About DeepSeek v3

DeepSeek V3 is a large language model (LLM) developed by DeepSeek AI.

Trained by a company, but the model is shared with any of us under MIT License.

There are various theories around there about how it got the knowledge…

…but what it matters is that we can SelfHost DeepSeek v3 and try it out.

And if that way, you are not forced to send your queries to any third party.

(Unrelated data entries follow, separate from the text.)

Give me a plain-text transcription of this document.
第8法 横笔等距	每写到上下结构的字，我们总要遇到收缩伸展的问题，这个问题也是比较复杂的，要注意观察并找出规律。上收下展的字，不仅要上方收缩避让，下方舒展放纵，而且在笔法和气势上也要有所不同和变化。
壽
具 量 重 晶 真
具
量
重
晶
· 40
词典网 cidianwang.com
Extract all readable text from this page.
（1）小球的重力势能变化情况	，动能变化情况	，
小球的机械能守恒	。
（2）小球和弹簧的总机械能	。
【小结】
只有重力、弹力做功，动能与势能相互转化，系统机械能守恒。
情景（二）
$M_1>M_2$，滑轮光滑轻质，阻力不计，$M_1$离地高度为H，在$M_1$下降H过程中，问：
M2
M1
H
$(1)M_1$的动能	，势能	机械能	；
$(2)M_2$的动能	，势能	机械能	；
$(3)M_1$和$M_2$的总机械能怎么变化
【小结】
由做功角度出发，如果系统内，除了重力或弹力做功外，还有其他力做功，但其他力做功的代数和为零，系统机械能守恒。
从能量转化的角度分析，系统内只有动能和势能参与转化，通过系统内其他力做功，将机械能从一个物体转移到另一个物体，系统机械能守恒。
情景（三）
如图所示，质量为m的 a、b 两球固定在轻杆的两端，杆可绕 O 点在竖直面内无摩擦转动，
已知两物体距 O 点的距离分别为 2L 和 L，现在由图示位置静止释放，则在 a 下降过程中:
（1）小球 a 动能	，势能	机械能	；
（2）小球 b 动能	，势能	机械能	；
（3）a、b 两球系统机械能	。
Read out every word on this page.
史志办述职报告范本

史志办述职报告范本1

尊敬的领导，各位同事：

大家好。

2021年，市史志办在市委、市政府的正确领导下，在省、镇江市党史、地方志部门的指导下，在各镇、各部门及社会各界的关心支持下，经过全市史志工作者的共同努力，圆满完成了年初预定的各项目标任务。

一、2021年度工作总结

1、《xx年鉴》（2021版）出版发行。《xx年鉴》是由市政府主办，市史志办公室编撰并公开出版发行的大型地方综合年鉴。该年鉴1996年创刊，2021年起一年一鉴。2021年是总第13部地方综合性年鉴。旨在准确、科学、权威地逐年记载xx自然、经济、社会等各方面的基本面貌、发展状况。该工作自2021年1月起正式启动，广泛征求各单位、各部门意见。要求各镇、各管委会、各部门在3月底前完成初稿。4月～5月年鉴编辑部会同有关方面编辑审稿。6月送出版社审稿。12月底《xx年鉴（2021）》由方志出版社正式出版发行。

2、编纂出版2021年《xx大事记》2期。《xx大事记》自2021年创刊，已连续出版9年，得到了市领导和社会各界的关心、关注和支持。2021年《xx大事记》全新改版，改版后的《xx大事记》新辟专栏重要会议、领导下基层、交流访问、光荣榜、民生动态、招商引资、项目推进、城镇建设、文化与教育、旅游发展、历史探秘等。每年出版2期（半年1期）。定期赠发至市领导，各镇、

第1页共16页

Key Strengths and Focus Areas:

  • Coding Prowess: DeepSeek V3 is particularly noted for its strong performance in code generation, understanding, and debugging. It’s likely trained on a massive dataset of code in various programming languages. Benchmarks and comparisons often highlight its competitive edge in coding tasks.
  • Mathematical Reasoning: DeepSeek V3 is also designed to handle mathematical problems and logical reasoning challenges. This suggests that its training data included a substantial amount of mathematical text and code.
  • Multilingual Capabilities: While its primary focus might be on English and code-related languages, it’s likely that DeepSeek V3 has some level of multilingual ability, although the extent of this is not always explicitly stated.
  • Performance: DeepSeek AI generally emphasizes the efficiency and performance of their models. DeepSeek V3 is likely optimized for speed and memory usage, although the specifics are usually kept confidential.

What We Can Infer:

  • Transformer Architecture: Like most modern LLMs, DeepSeek V3 is almost certainly based on the transformer architecture. This architecture is known for its ability to handle long-range dependencies in text and is the foundation of models like GPT, BERT, and others.
  • Large Dataset Training: LLMs require massive amounts of data for training. DeepSeek V3 was likely trained on a very large and diverse dataset, including text from the internet, books, code repositories, and potentially other sources.
  • Scaling: The performance of LLMs often improves with scale (more parameters, more data). DeepSeek V3 is likely a very large model, although the exact number of parameters might not be publicly disclosed.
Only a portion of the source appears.